From the accounts of her early ages, we begin to track DeVore’s growth through moments of cognitive awareness. She narrates the embodiment of trauma through the progressing forms of awareness that pilot the narrative. She talks to us through the horrors, as if a guiding light, gently reminding us that she survived. As readers, we linger in the space between mind and body—both separate from and intertwined within the story. This space between mind and body becomes a refuge as a space that is unviolated, where one can witness and not be enveloped by the effects of certain experiences. We learn that this space is where the inexplicable spirit lingers—where magical things occur.

Psychiatric and psychological services routinely eliminate discussions of the spirit. Traditional practitioners subtly define parameters of what can be talked about and what can be paid attention to. … I invite you to entertain the possibility that we are spiritual beings. An individual’s spiritual reality cannot be organized or classified (186).

It is in this psychosomatic disruption that makes spiritual healing possible for the speaker, and visible to the reader.
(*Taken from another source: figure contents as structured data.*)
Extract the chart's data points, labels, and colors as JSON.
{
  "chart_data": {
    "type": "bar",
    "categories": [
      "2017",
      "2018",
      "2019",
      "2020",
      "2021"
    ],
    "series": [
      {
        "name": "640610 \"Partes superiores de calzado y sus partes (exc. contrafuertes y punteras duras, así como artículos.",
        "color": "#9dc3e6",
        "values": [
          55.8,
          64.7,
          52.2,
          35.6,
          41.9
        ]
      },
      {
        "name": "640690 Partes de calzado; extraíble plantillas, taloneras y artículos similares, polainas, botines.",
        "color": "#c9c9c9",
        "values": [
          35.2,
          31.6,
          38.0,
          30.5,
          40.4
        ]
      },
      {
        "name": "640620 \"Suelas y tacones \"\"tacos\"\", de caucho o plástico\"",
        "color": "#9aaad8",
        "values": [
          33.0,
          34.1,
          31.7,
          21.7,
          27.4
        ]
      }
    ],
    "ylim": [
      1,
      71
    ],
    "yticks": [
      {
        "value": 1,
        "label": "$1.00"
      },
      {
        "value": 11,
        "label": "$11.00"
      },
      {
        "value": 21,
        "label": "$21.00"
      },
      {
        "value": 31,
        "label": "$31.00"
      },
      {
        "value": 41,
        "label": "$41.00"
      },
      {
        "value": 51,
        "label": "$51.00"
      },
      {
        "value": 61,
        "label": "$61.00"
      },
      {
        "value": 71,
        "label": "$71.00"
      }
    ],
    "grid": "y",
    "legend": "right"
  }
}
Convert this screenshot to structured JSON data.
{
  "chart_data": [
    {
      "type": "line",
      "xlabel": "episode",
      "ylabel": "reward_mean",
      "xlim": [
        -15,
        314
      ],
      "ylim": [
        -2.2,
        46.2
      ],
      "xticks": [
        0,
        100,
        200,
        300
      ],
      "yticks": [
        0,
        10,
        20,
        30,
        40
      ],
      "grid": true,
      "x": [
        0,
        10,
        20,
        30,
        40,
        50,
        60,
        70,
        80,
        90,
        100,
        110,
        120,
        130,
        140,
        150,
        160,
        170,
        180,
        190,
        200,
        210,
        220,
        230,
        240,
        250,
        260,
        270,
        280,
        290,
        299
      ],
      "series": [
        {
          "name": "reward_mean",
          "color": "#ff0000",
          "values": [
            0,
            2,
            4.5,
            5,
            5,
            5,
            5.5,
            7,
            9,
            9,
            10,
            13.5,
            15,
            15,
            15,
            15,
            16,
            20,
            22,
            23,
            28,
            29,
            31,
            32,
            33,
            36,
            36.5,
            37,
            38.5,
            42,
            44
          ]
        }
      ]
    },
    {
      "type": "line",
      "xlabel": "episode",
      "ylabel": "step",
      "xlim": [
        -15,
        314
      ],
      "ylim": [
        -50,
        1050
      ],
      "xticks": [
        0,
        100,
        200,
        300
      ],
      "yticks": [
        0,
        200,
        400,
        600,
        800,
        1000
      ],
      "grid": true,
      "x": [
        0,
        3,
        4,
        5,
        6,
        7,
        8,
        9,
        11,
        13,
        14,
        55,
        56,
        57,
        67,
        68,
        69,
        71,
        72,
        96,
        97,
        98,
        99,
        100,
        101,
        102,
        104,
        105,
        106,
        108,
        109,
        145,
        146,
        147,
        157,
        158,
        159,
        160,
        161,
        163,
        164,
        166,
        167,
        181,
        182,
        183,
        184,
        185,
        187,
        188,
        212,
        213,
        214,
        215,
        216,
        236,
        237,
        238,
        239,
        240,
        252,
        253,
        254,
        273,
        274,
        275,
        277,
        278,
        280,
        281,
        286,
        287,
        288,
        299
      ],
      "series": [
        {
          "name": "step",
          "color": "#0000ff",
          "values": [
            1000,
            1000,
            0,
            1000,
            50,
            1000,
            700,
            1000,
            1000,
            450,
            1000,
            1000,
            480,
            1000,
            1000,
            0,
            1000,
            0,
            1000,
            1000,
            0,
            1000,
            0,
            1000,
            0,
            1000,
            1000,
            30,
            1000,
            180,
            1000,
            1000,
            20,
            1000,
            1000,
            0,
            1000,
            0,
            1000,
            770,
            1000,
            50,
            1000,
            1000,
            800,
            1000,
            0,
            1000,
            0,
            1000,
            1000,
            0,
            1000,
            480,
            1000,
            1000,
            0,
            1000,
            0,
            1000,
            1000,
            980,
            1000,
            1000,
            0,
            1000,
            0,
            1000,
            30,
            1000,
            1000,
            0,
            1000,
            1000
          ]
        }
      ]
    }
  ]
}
“A pattern, an undersong of mystery’s signature, has woven its way through my life like an underground river, influencing its landscape and geography” (185). The undersong of DeVore’s story always reminds us to “trust in the living”—the trees, the love between people, and the commitment to overcome hardship. I am happy to notify you that the text allows readers to witness the speaker’s journey of healing. There is a sudden change in attention: the writer directs our gaze inward to the source of her healing and recovery. The book is always balanced with an exploration of the world around and within.
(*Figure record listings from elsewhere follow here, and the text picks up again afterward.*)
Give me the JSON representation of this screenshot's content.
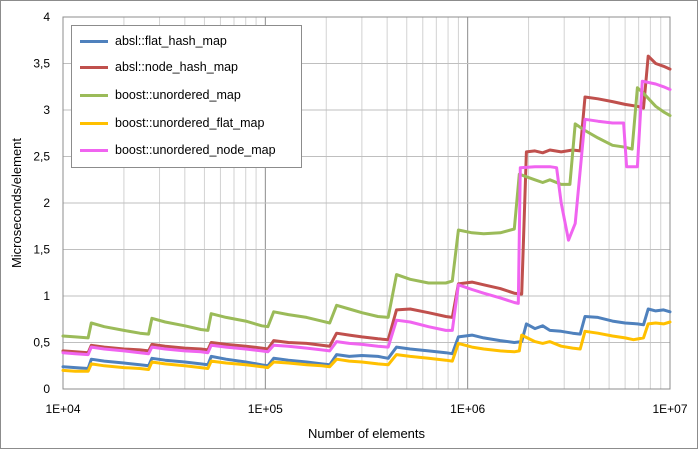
{
  "chart_data": {
    "type": "line",
    "xlabel": "Number of elements",
    "ylabel": "Microseconds/element",
    "xscale": "log",
    "xlim": [
      10000,
      10000000
    ],
    "ylim": [
      0,
      4
    ],
    "x_ticks": [
      {
        "value": 10000,
        "label": "1E+04"
      },
      {
        "value": 100000,
        "label": "1E+05"
      },
      {
        "value": 1000000,
        "label": "1E+06"
      },
      {
        "value": 10000000,
        "label": "1E+07"
      }
    ],
    "y_ticks": [
      {
        "value": 0,
        "label": "0"
      },
      {
        "value": 0.5,
        "label": "0,5"
      },
      {
        "value": 1,
        "label": "1"
      },
      {
        "value": 1.5,
        "label": "1,5"
      },
      {
        "value": 2,
        "label": "2"
      },
      {
        "value": 2.5,
        "label": "2,5"
      },
      {
        "value": 3,
        "label": "3"
      },
      {
        "value": 3.5,
        "label": "3,5"
      },
      {
        "value": 4,
        "label": "4"
      }
    ],
    "grid": true,
    "legend_position": "top-left",
    "series": [
      {
        "name": "absl::flat_hash_map",
        "color": "#4f81bd",
        "points": [
          [
            10000,
            0.24
          ],
          [
            11500,
            0.23
          ],
          [
            13300,
            0.22
          ],
          [
            13800,
            0.32
          ],
          [
            16000,
            0.3
          ],
          [
            20000,
            0.28
          ],
          [
            24000,
            0.26
          ],
          [
            26500,
            0.25
          ],
          [
            27500,
            0.33
          ],
          [
            32000,
            0.31
          ],
          [
            40000,
            0.29
          ],
          [
            48000,
            0.27
          ],
          [
            52000,
            0.26
          ],
          [
            54000,
            0.35
          ],
          [
            64000,
            0.32
          ],
          [
            80000,
            0.29
          ],
          [
            96000,
            0.26
          ],
          [
            103000,
            0.25
          ],
          [
            110000,
            0.33
          ],
          [
            130000,
            0.31
          ],
          [
            160000,
            0.29
          ],
          [
            190000,
            0.27
          ],
          [
            208000,
            0.26
          ],
          [
            225000,
            0.37
          ],
          [
            260000,
            0.35
          ],
          [
            300000,
            0.36
          ],
          [
            360000,
            0.35
          ],
          [
            405000,
            0.33
          ],
          [
            445000,
            0.45
          ],
          [
            520000,
            0.43
          ],
          [
            640000,
            0.41
          ],
          [
            780000,
            0.39
          ],
          [
            840000,
            0.38
          ],
          [
            900000,
            0.56
          ],
          [
            1050000,
            0.58
          ],
          [
            1200000,
            0.55
          ],
          [
            1450000,
            0.52
          ],
          [
            1700000,
            0.5
          ],
          [
            1850000,
            0.51
          ],
          [
            1950000,
            0.7
          ],
          [
            2150000,
            0.65
          ],
          [
            2350000,
            0.68
          ],
          [
            2550000,
            0.63
          ],
          [
            2900000,
            0.62
          ],
          [
            3300000,
            0.6
          ],
          [
            3600000,
            0.59
          ],
          [
            3800000,
            0.78
          ],
          [
            4400000,
            0.77
          ],
          [
            5200000,
            0.73
          ],
          [
            6000000,
            0.71
          ],
          [
            6900000,
            0.7
          ],
          [
            7400000,
            0.69
          ],
          [
            7800000,
            0.86
          ],
          [
            8500000,
            0.84
          ],
          [
            9300000,
            0.85
          ],
          [
            10000000,
            0.83
          ]
        ]
      },
      {
        "name": "absl::node_hash_map",
        "color": "#c0504d",
        "points": [
          [
            10000,
            0.41
          ],
          [
            11500,
            0.4
          ],
          [
            13300,
            0.39
          ],
          [
            13800,
            0.47
          ],
          [
            16000,
            0.45
          ],
          [
            20000,
            0.43
          ],
          [
            24000,
            0.42
          ],
          [
            26500,
            0.41
          ],
          [
            27500,
            0.48
          ],
          [
            32000,
            0.46
          ],
          [
            40000,
            0.44
          ],
          [
            48000,
            0.43
          ],
          [
            52000,
            0.42
          ],
          [
            54000,
            0.5
          ],
          [
            64000,
            0.48
          ],
          [
            80000,
            0.46
          ],
          [
            96000,
            0.44
          ],
          [
            103000,
            0.43
          ],
          [
            110000,
            0.52
          ],
          [
            130000,
            0.5
          ],
          [
            160000,
            0.49
          ],
          [
            190000,
            0.47
          ],
          [
            208000,
            0.46
          ],
          [
            225000,
            0.6
          ],
          [
            260000,
            0.58
          ],
          [
            300000,
            0.56
          ],
          [
            360000,
            0.54
          ],
          [
            405000,
            0.53
          ],
          [
            445000,
            0.85
          ],
          [
            520000,
            0.86
          ],
          [
            640000,
            0.82
          ],
          [
            780000,
            0.78
          ],
          [
            840000,
            0.77
          ],
          [
            900000,
            1.13
          ],
          [
            1050000,
            1.15
          ],
          [
            1200000,
            1.12
          ],
          [
            1450000,
            1.08
          ],
          [
            1700000,
            1.03
          ],
          [
            1850000,
            1.02
          ],
          [
            1950000,
            2.55
          ],
          [
            2150000,
            2.56
          ],
          [
            2350000,
            2.54
          ],
          [
            2550000,
            2.57
          ],
          [
            2900000,
            2.55
          ],
          [
            3300000,
            2.57
          ],
          [
            3600000,
            2.56
          ],
          [
            3800000,
            3.14
          ],
          [
            4400000,
            3.12
          ],
          [
            5200000,
            3.09
          ],
          [
            6000000,
            3.06
          ],
          [
            6900000,
            3.04
          ],
          [
            7400000,
            3.02
          ],
          [
            7800000,
            3.58
          ],
          [
            8500000,
            3.5
          ],
          [
            9300000,
            3.47
          ],
          [
            10000000,
            3.44
          ]
        ]
      },
      {
        "name": "boost::unordered_map",
        "color": "#9bbb59",
        "points": [
          [
            10000,
            0.57
          ],
          [
            11500,
            0.56
          ],
          [
            13300,
            0.55
          ],
          [
            13800,
            0.71
          ],
          [
            16000,
            0.67
          ],
          [
            20000,
            0.63
          ],
          [
            24000,
            0.6
          ],
          [
            26500,
            0.59
          ],
          [
            27500,
            0.76
          ],
          [
            32000,
            0.72
          ],
          [
            40000,
            0.68
          ],
          [
            48000,
            0.64
          ],
          [
            52000,
            0.63
          ],
          [
            54000,
            0.81
          ],
          [
            64000,
            0.77
          ],
          [
            80000,
            0.73
          ],
          [
            96000,
            0.68
          ],
          [
            103000,
            0.67
          ],
          [
            110000,
            0.83
          ],
          [
            130000,
            0.8
          ],
          [
            160000,
            0.77
          ],
          [
            190000,
            0.73
          ],
          [
            208000,
            0.71
          ],
          [
            225000,
            0.9
          ],
          [
            260000,
            0.86
          ],
          [
            300000,
            0.82
          ],
          [
            360000,
            0.78
          ],
          [
            405000,
            0.77
          ],
          [
            445000,
            1.23
          ],
          [
            520000,
            1.18
          ],
          [
            640000,
            1.14
          ],
          [
            780000,
            1.14
          ],
          [
            840000,
            1.16
          ],
          [
            900000,
            1.71
          ],
          [
            1050000,
            1.68
          ],
          [
            1200000,
            1.67
          ],
          [
            1450000,
            1.68
          ],
          [
            1700000,
            1.72
          ],
          [
            1800000,
            2.31
          ],
          [
            2150000,
            2.25
          ],
          [
            2350000,
            2.22
          ],
          [
            2550000,
            2.25
          ],
          [
            2900000,
            2.2
          ],
          [
            3200000,
            2.2
          ],
          [
            3400000,
            2.85
          ],
          [
            3800000,
            2.78
          ],
          [
            4400000,
            2.7
          ],
          [
            5200000,
            2.62
          ],
          [
            6000000,
            2.6
          ],
          [
            6500000,
            2.58
          ],
          [
            6900000,
            3.24
          ],
          [
            7400000,
            3.18
          ],
          [
            8500000,
            3.04
          ],
          [
            9300000,
            2.98
          ],
          [
            10000000,
            2.94
          ]
        ]
      },
      {
        "name": "boost::unordered_flat_map",
        "color": "#ffc000",
        "points": [
          [
            10000,
            0.2
          ],
          [
            11500,
            0.19
          ],
          [
            13300,
            0.19
          ],
          [
            13800,
            0.27
          ],
          [
            16000,
            0.25
          ],
          [
            20000,
            0.23
          ],
          [
            24000,
            0.22
          ],
          [
            26500,
            0.21
          ],
          [
            27500,
            0.29
          ],
          [
            32000,
            0.27
          ],
          [
            40000,
            0.25
          ],
          [
            48000,
            0.23
          ],
          [
            52000,
            0.22
          ],
          [
            54000,
            0.3
          ],
          [
            64000,
            0.28
          ],
          [
            80000,
            0.26
          ],
          [
            96000,
            0.24
          ],
          [
            103000,
            0.23
          ],
          [
            110000,
            0.29
          ],
          [
            130000,
            0.28
          ],
          [
            160000,
            0.26
          ],
          [
            190000,
            0.25
          ],
          [
            208000,
            0.24
          ],
          [
            225000,
            0.32
          ],
          [
            260000,
            0.3
          ],
          [
            300000,
            0.29
          ],
          [
            360000,
            0.27
          ],
          [
            405000,
            0.26
          ],
          [
            445000,
            0.37
          ],
          [
            520000,
            0.35
          ],
          [
            640000,
            0.33
          ],
          [
            780000,
            0.31
          ],
          [
            840000,
            0.3
          ],
          [
            900000,
            0.49
          ],
          [
            1050000,
            0.45
          ],
          [
            1200000,
            0.43
          ],
          [
            1450000,
            0.41
          ],
          [
            1700000,
            0.4
          ],
          [
            1800000,
            0.41
          ],
          [
            1850000,
            0.58
          ],
          [
            2150000,
            0.51
          ],
          [
            2350000,
            0.49
          ],
          [
            2550000,
            0.51
          ],
          [
            2900000,
            0.46
          ],
          [
            3300000,
            0.44
          ],
          [
            3600000,
            0.43
          ],
          [
            3800000,
            0.62
          ],
          [
            4400000,
            0.6
          ],
          [
            5200000,
            0.57
          ],
          [
            6000000,
            0.55
          ],
          [
            6600000,
            0.53
          ],
          [
            7400000,
            0.55
          ],
          [
            7800000,
            0.7
          ],
          [
            8500000,
            0.71
          ],
          [
            9300000,
            0.7
          ],
          [
            10000000,
            0.72
          ]
        ]
      },
      {
        "name": "boost::unordered_node_map",
        "color": "#f064f0",
        "points": [
          [
            10000,
            0.39
          ],
          [
            11500,
            0.38
          ],
          [
            13300,
            0.37
          ],
          [
            13800,
            0.45
          ],
          [
            16000,
            0.43
          ],
          [
            20000,
            0.41
          ],
          [
            24000,
            0.39
          ],
          [
            26500,
            0.38
          ],
          [
            27500,
            0.45
          ],
          [
            32000,
            0.43
          ],
          [
            40000,
            0.41
          ],
          [
            48000,
            0.4
          ],
          [
            52000,
            0.39
          ],
          [
            54000,
            0.47
          ],
          [
            64000,
            0.45
          ],
          [
            80000,
            0.43
          ],
          [
            96000,
            0.41
          ],
          [
            103000,
            0.4
          ],
          [
            110000,
            0.47
          ],
          [
            130000,
            0.46
          ],
          [
            160000,
            0.44
          ],
          [
            190000,
            0.42
          ],
          [
            208000,
            0.41
          ],
          [
            225000,
            0.51
          ],
          [
            260000,
            0.49
          ],
          [
            300000,
            0.48
          ],
          [
            360000,
            0.46
          ],
          [
            405000,
            0.45
          ],
          [
            445000,
            0.74
          ],
          [
            520000,
            0.72
          ],
          [
            640000,
            0.67
          ],
          [
            780000,
            0.63
          ],
          [
            840000,
            0.63
          ],
          [
            900000,
            1.12
          ],
          [
            1050000,
            1.07
          ],
          [
            1200000,
            1.03
          ],
          [
            1450000,
            0.98
          ],
          [
            1700000,
            0.93
          ],
          [
            1780000,
            0.92
          ],
          [
            1820000,
            2.38
          ],
          [
            2150000,
            2.39
          ],
          [
            2550000,
            2.39
          ],
          [
            2750000,
            2.38
          ],
          [
            2900000,
            2.0
          ],
          [
            3150000,
            1.6
          ],
          [
            3400000,
            1.78
          ],
          [
            3800000,
            2.9
          ],
          [
            4400000,
            2.88
          ],
          [
            5200000,
            2.86
          ],
          [
            5900000,
            2.86
          ],
          [
            6100000,
            2.39
          ],
          [
            6900000,
            2.39
          ],
          [
            7300000,
            3.31
          ],
          [
            8500000,
            3.28
          ],
          [
            9300000,
            3.25
          ],
          [
            10000000,
            3.22
          ]
        ]
      }
    ]
  }
}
At the beginning of the book, DeVore shares a moment where she remembers that trees exist, after watching one outside of the barbed windows in Elgin State Hospital. “The Thorazine-drugged, rusty, and worn hinges in my brain opened to the wonder of this tree” (15). She says, “seeing it gave me a tiny dose of hope in living things” (18). This hope in living things is a thread that strung together mind and body, keeping her alive—and eventually leading to her commitment to healing, and work, in the service of others.
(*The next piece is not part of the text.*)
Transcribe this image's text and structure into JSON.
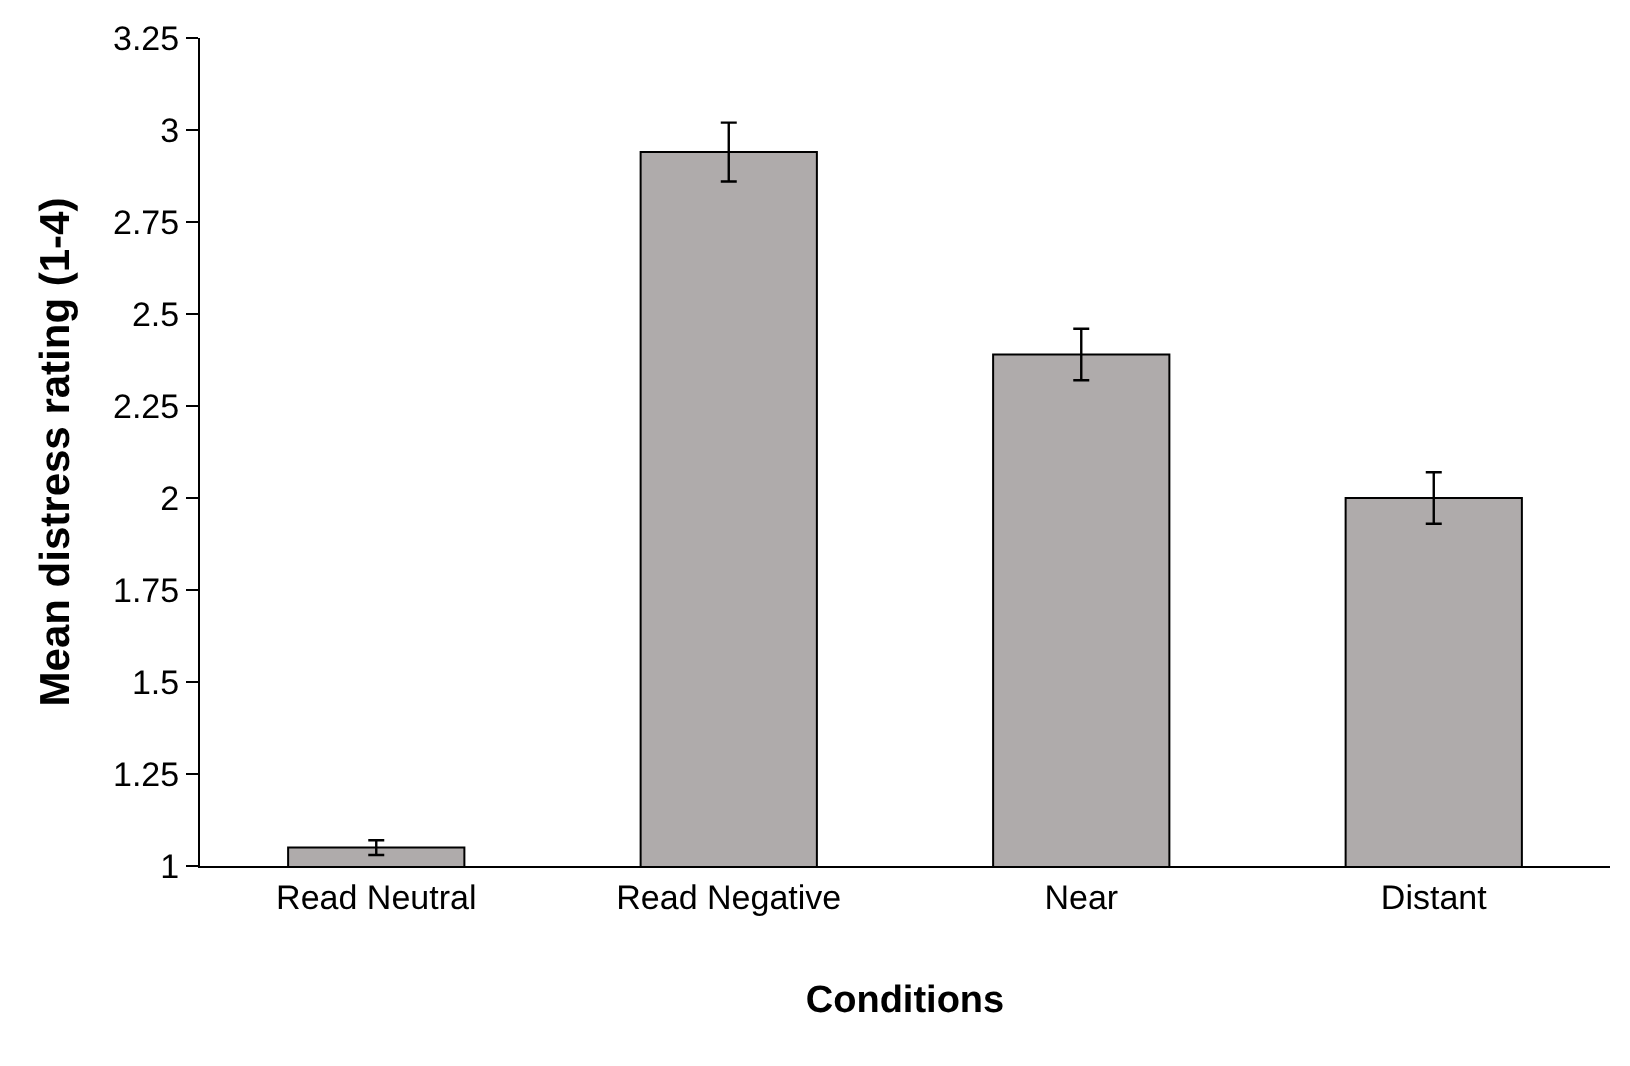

This narrative changed the way I understand embodiment: it is multidimensional, and cannot be holistically accounted for without all three aspects of existence—mind, body, and spirit. There is no longer the duality of mind-body that informs awareness, but the third element, soul, that provides a dynamic view of the “body” in literary narratives. The criminality and secrets of abuse and exploitation lose their power as manipulative agents for the destruction of that body as if rising to the surface in order to be witnessed and healed. “Just as the dark was such a revelation, so it turned out was the constant coexistence of light” (4).


Valerie Virginia Vargas is a Venezuelan American poet and printmaker from South Florida. Her work explores womanhood and her relationship to ecology, which manifests through fables and folklore, housework, desire, and magic. She is concerned with the boundaries between form and content, aesthetic and style, art and poetry. Some of her writings can be found in Jellyfish Magazine.